De participatiewet, ingevoerd op 1 januari 2015, heeft als doel om meer mensen aan het werk te krijgen. Als middel om dit te bereiken zijn er allerlei quota, compensatiesubsidies en andersoortige dwang- en stimuleringsmiddelen bedacht om werkelozen én werkgevers bereid te vinden met elkaar samen te werken.

Of dat helpt, daarover zijn de meningen verdeeld. In 2012 schreef Pierre Koning in het jaarboek ‘Wat werkt nou werkelijk?’ van het Tijdschrift voor Sociale Vraagstukken dat de ‘stok beter werkt dan een wortel’ als het gaat om toeleiding naar werk. Sancties zoals bijstandskortingen zorgen ervoor dat werklozen harder gaan zoeken naar werk.

Joop Schippers (2015) schreef echter dat prijsprikkels en sancties juist niet helpen: ‘Aan de vraagzijde ontbreken de banen en aan de aanbodzijde ontbreken veelal de kwalificaties’.

TNO-onderzoekers Blonk en Hazelzet onderzochten jarenlang re-integratie-trajecten en concluderen: ‘Participatie van iedereen is een mooi beleidsstreven, maar het vergt vooral een omslag in het denken en handelen van alle betrokken.’ (Blonk, R. & Hazelzet, 2015, p.12). In de publicatie ‘Van de bank aan de bak. Gereedschap voor effectieve re-integratie van mensen met een afstand tot de arbeidsmarkt’ verzamelden zij inzichten en ervaringen van re-integratie-trajecten.

Vraag de juist informatie

‘Klantmanagers’ in dienst van gemeenten moeten ‘mensen met een afstand tot de arbeidsmarkt’ aan het werk te krijgen. Veel van deze klantmanagers vragen bij de intake vooral naar de ‘standaardgegevens’, zoals leeftijd, geslacht, opleiding, het arbeidsverleden. ‘Naast deze gegevens is het ook goed om te kijken naar algemene vaardigheden’, schrijft Hazelzet. Bijvoorbeeld de mate waarin iemand zelfstandig kan werken, instructies van een leidinggevende kan opvolgen en op tijd kan komen.

Om klantmanagers het belang van deze ‘soft skills’ bij te brengen en meer te professionaliseren, ontwikkelde TNO DARIUZ de ‘Vakman Nieuwe Stijl-training’. In deze training worden zij erop gewezen dat de belangrijkste informatie toch echt van de cliënt (werkzoekende) moet komen.
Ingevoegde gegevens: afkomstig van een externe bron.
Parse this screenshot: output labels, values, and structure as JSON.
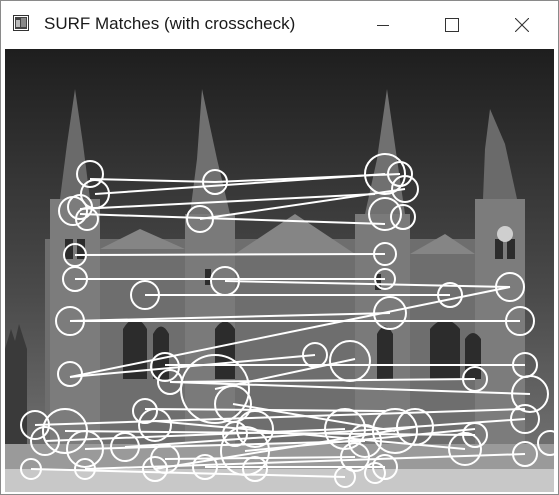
{
  "window": {
    "title": "SURF Matches (with crosscheck)",
    "icons": {
      "app": "image-window-icon",
      "minimize": "minimize-icon",
      "maximize": "maximize-icon",
      "close": "close-icon"
    }
  },
  "canvas": {
    "description_visible": false,
    "match_color": "#ffffff",
    "sky_top": "#2a2a2a",
    "sky_bottom": "#6a6a6a"
  }
}
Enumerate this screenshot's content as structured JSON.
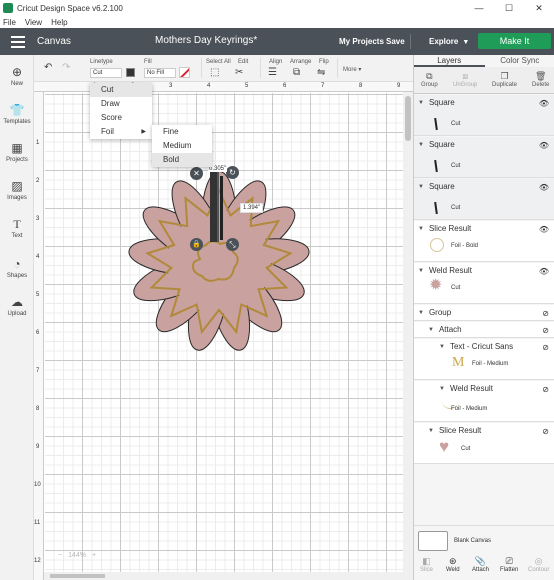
{
  "titlebar": {
    "title": "Cricut Design Space  v6.2.100",
    "min": "—",
    "max": "☐",
    "close": "✕"
  },
  "menubar": {
    "items": [
      "File",
      "View",
      "Help"
    ]
  },
  "header": {
    "canvas_label": "Canvas",
    "project_title": "Mothers Day Keyrings*",
    "my_projects": "My Projects",
    "save": "Save",
    "explore": "Explore",
    "make_it": "Make It"
  },
  "toolbar": {
    "linetype_label": "Linetype",
    "linetype_value": "Cut",
    "fill_label": "Fill",
    "fill_value": "No Fill",
    "select_all": "Select All",
    "edit": "Edit",
    "align": "Align",
    "arrange": "Arrange",
    "flip": "Flip",
    "more": "More ▾"
  },
  "leftbar": {
    "items": [
      "New",
      "Templates",
      "Projects",
      "Images",
      "Text",
      "Shapes",
      "Upload"
    ]
  },
  "rulers": {
    "top": [
      "1",
      "2",
      "3",
      "4",
      "5",
      "6",
      "7",
      "8",
      "9"
    ],
    "left": [
      "1",
      "2",
      "3",
      "4",
      "5",
      "6",
      "7",
      "8",
      "9",
      "10",
      "11",
      "12"
    ]
  },
  "linetype_menu": {
    "items": [
      "Cut",
      "Draw",
      "Score",
      "Foil"
    ]
  },
  "foil_menu": {
    "items": [
      "Fine",
      "Medium",
      "Bold"
    ]
  },
  "dimensions": {
    "width": "0.305\"",
    "height": "1.394\""
  },
  "zoom": {
    "minus": "−",
    "value": "144%",
    "plus": "+"
  },
  "rightpanel": {
    "tabs": [
      "Layers",
      "Color Sync"
    ],
    "actions": [
      "Group",
      "UnGroup",
      "Duplicate",
      "Delete"
    ],
    "layers": [
      {
        "title": "Square",
        "sub": "Cut"
      },
      {
        "title": "Square",
        "sub": "Cut"
      },
      {
        "title": "Square",
        "sub": "Cut"
      },
      {
        "title": "Slice Result",
        "sub": "Foil - Bold"
      },
      {
        "title": "Weld Result",
        "sub": "Cut"
      },
      {
        "title": "Group"
      },
      {
        "title": "Attach"
      },
      {
        "title": "Text - Cricut Sans",
        "sub": "Foil - Medium"
      },
      {
        "title": "Weld Result",
        "sub": "Foil - Medium"
      },
      {
        "title": "Slice Result",
        "sub": "Cut"
      }
    ],
    "blank_canvas": "Blank Canvas",
    "bottom_actions": [
      "Slice",
      "Weld",
      "Attach",
      "Flatten",
      "Contour"
    ]
  },
  "colors": {
    "header": "#4a5158",
    "make_it": "#1f9c58",
    "flower": "#c9a19f",
    "foil": "#b08a3a"
  }
}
Daarnaast worden klantmanagers aangemoedigd om betrokken te blijven bij (oude) cliënten en hun voortgang te meten. Hiermee monitoren ze de effectiviteit van hun eigen aanpak en voorkomen ze ‘draaideuren-werklozen’, mensen die telkens weer werkloos worden.

Meer zelfvertrouwen is meer zelfredzaamheid

Een andere belangrijke succesfactor voor het vinden van werk is volgens de TNO-onderzoekers het zelfvertrouwen van de werkzoekende. ‘Sociaalpsychologische factoren zoals geloof in eigen kunnen ten aanzien van werken blijken goed beïnvloedbaar en verbeteren het werkzoekgedrag. En beter werkzoekgedrag verhoogt de re-integratie. Mensen zijn namelijk gemotiveerder om werk te zoeken als ze het idee hebben dat ze enige kans van slagen hebben’ (Blonk, R. & Hazelzet, 2015, p.13).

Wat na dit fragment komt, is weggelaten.